Standard Operating Procedure

Errol Morris

BY James KeastPublished May 1, 2008

On its surface, documentarian Errol Morris’s new film Standard Operating Procedure concerns the abuses by the American military at Abu Ghraib prison in Iraq, a subject that was notably covered by Rory Kennedy’s Ghosts of Abu Ghraib.

The scandal resulted in the conviction and imprisonment of several low-ranking military officials, including Lynndie England, who took and was in numerous photos presented as evidence that criminal activities were taking place there.

Yet Morris isn’t as interested in covering the circumstances of Abu Ghraib. What fascinates him in SOP is that several thousand photographs were taken on three different cameras over the course of several months. What those photos show — and crucially for Morris, what they don’t — is the focus here. Utilising his trademark talking head interview approach (honed in films like The Thin Blue Line and Fast, Cheap and Out of Control), combined with dramatic recreations of events, Morris fleshes out the context outside the frame of these notorious snaps.

What fascinates him is the impulse to document what is clearly "bad” behaviour: how those photographs permeated the military culture right to the top at Abu Ghraib, and the ways in which those photographs brought a hammer of "justice” down on participants low on the food change of authority, and not on anyone with a ranking higher than staff sergeant — the photos themselves are both exposé and cover-up.

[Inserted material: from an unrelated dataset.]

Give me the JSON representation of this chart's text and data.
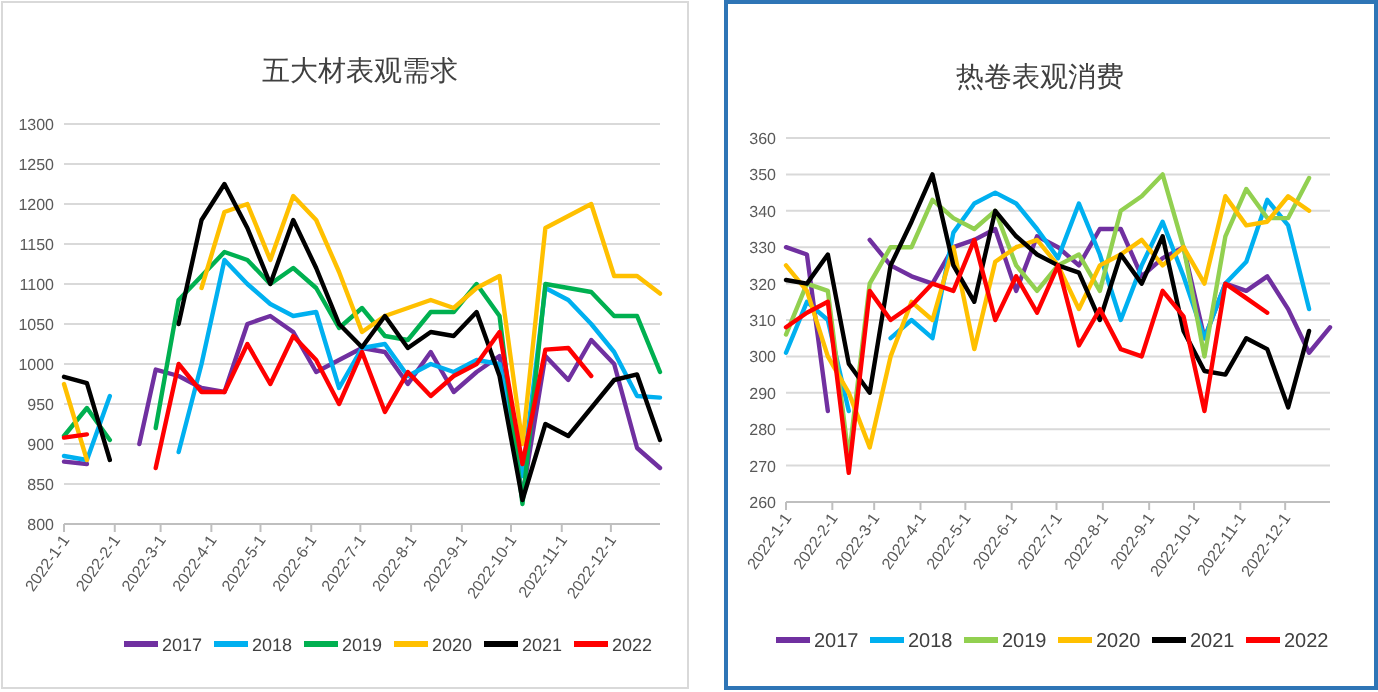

While the torture and abuse suffered by imprisoned Iraqis at Abu Ghraib is dramatised, no Iraqi is heard from (a marked departure from Kennedy’s doc). Instead, Morris focuses on the system of "justice” offered by the American military system. Scapegoats in the affair range from Brigadier General Janis Karpinkski (head of the Iraqi prison system, stripped of influence, then demoted by Bush) to Private England and Specialist Megan Ambuhl, who were both romantically involved with Corporal Charles Graner, who remains in prison for his involvement.

The most terrifying element is the sense that the abuses captured on the photographs were just "warm-ups” for more significant and terrifying torture conducted less openly by numerous American and international bodies. By looking at what the photographs show and asking what they don’t, Morris challenges our perceptions of truth. The answers will shake anyone’s moral compass.